Thankfully, the police station was only about a 5-minute walk from our place. We showed up, and they took our personal information down and asked us basic arrival and departure questions. Then came the interesting part. The officer helping us said that they would need to come to our place to finish the paperwork and to give us a warning since we had not registered within 24 hours. He was friendly and seemed very relaxed about it, though, and assured us it was just a warning. We scheduled the visit for 10:00am the following morning.

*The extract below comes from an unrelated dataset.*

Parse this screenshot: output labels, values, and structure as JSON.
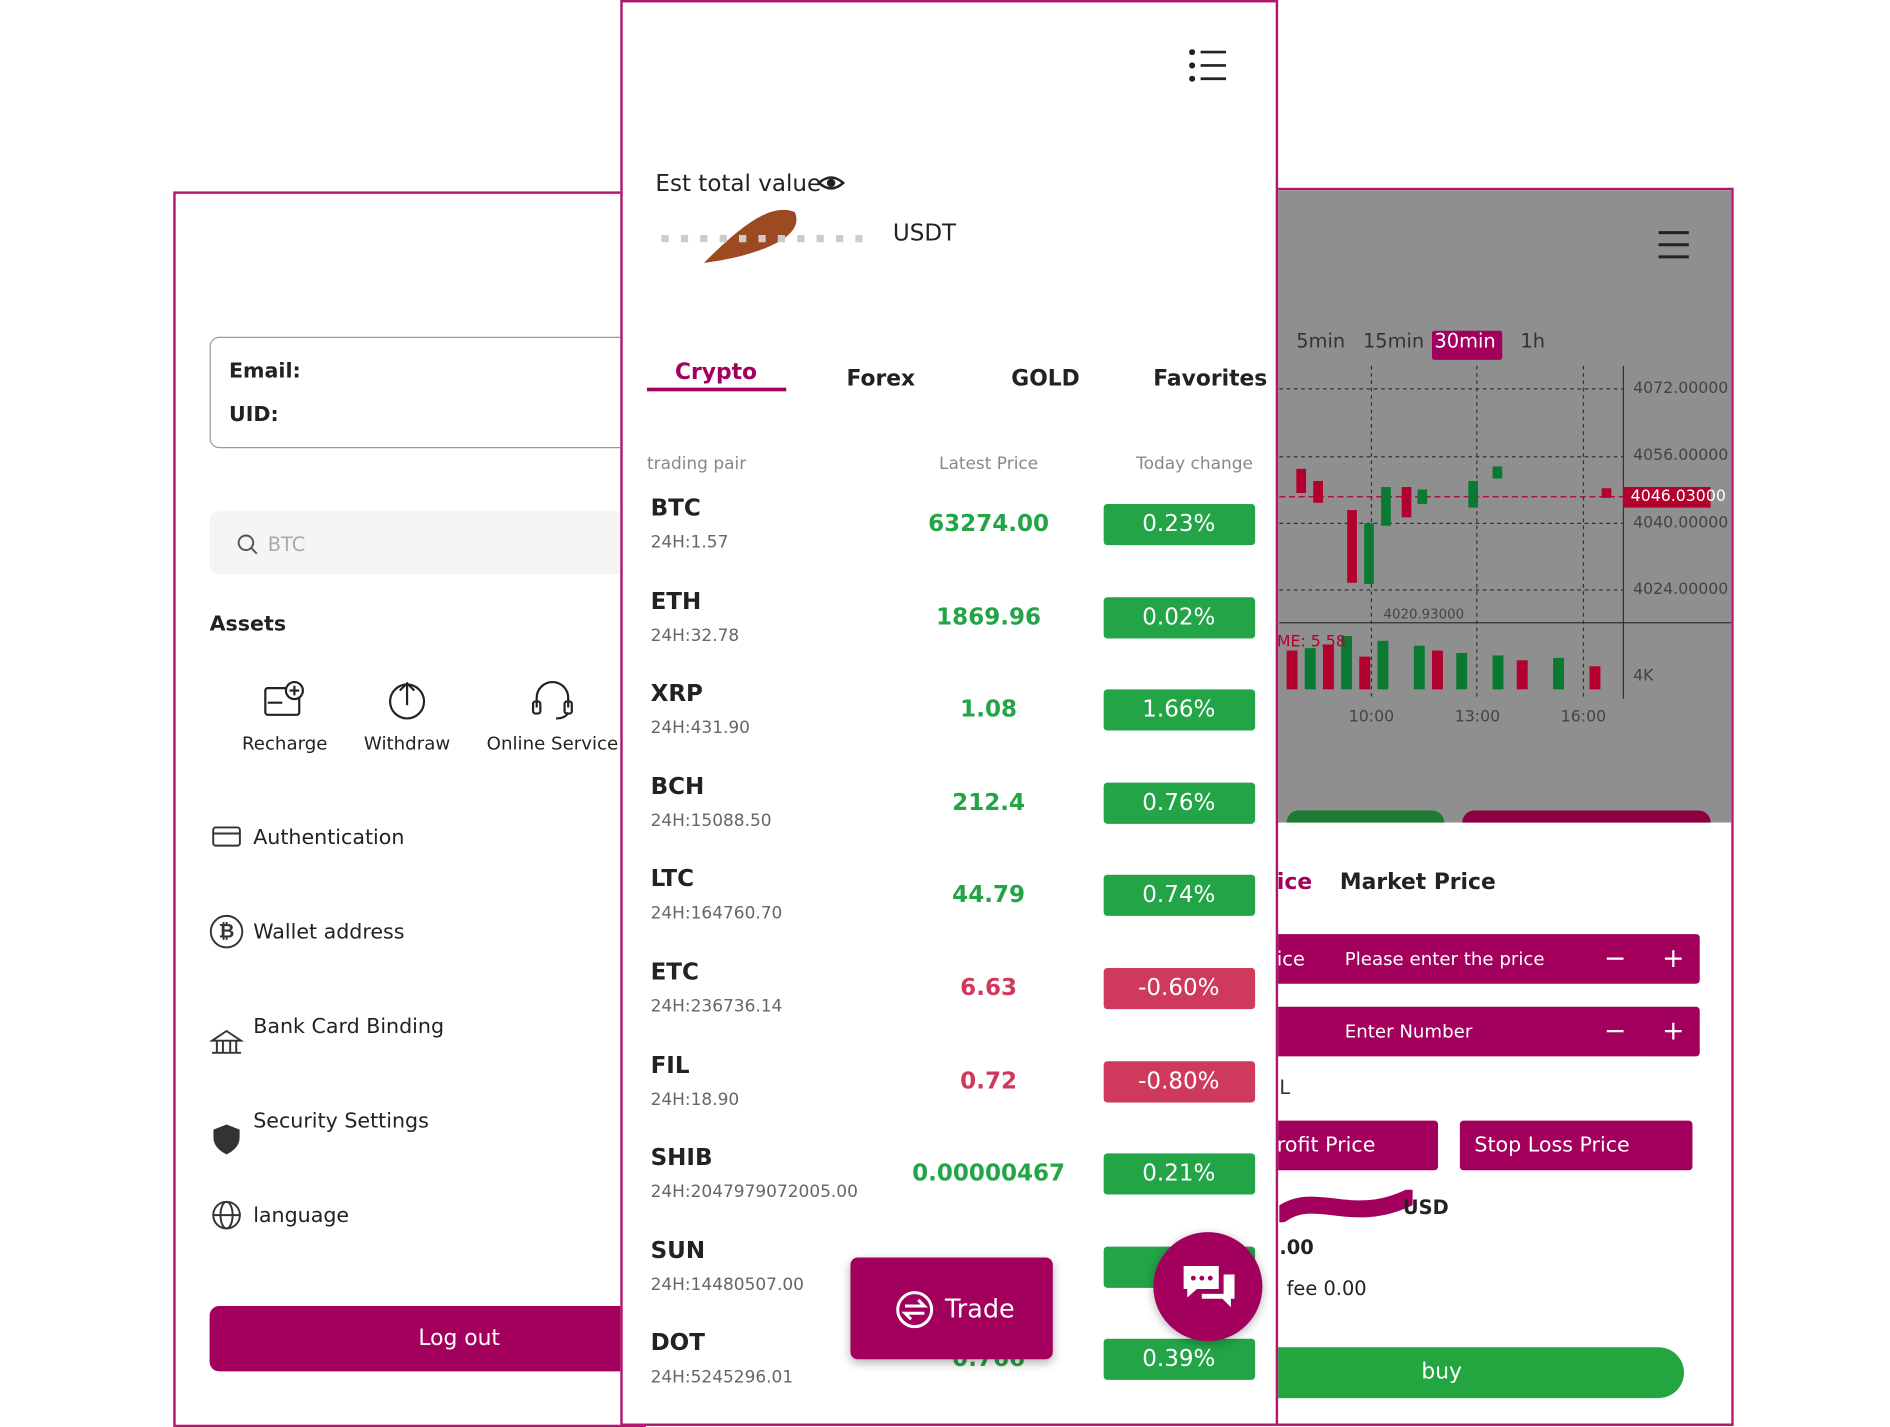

Even though we were fairly sure that everything would be hunky-dory, I couldn’t help but consider the tiny possibility that this would somehow turn into some kind of nightmare situation, with them wanting to go through our phones, computers, clothes, bags, etc., then arresting us for god-knows-what.
Thankfully, they came by the next day right at 10:00am, and it truly ended up being just a formality. They explained a couple of documents to us, had us sign them, gave us copies of both documents, and were on their way in less than 5 minutes. No fuss, no muss.
What I learned: Police in an officially communist state don’t necessarily act how you think they might.
I’m a fan
All in all, we had really good interactions with people in China, and these are just three examples that stick out. I’m aware that there are plenty of reasons to have qualms with their government, but the people seem great, and even our interaction with police was a positive one. I’d definitely like to go back.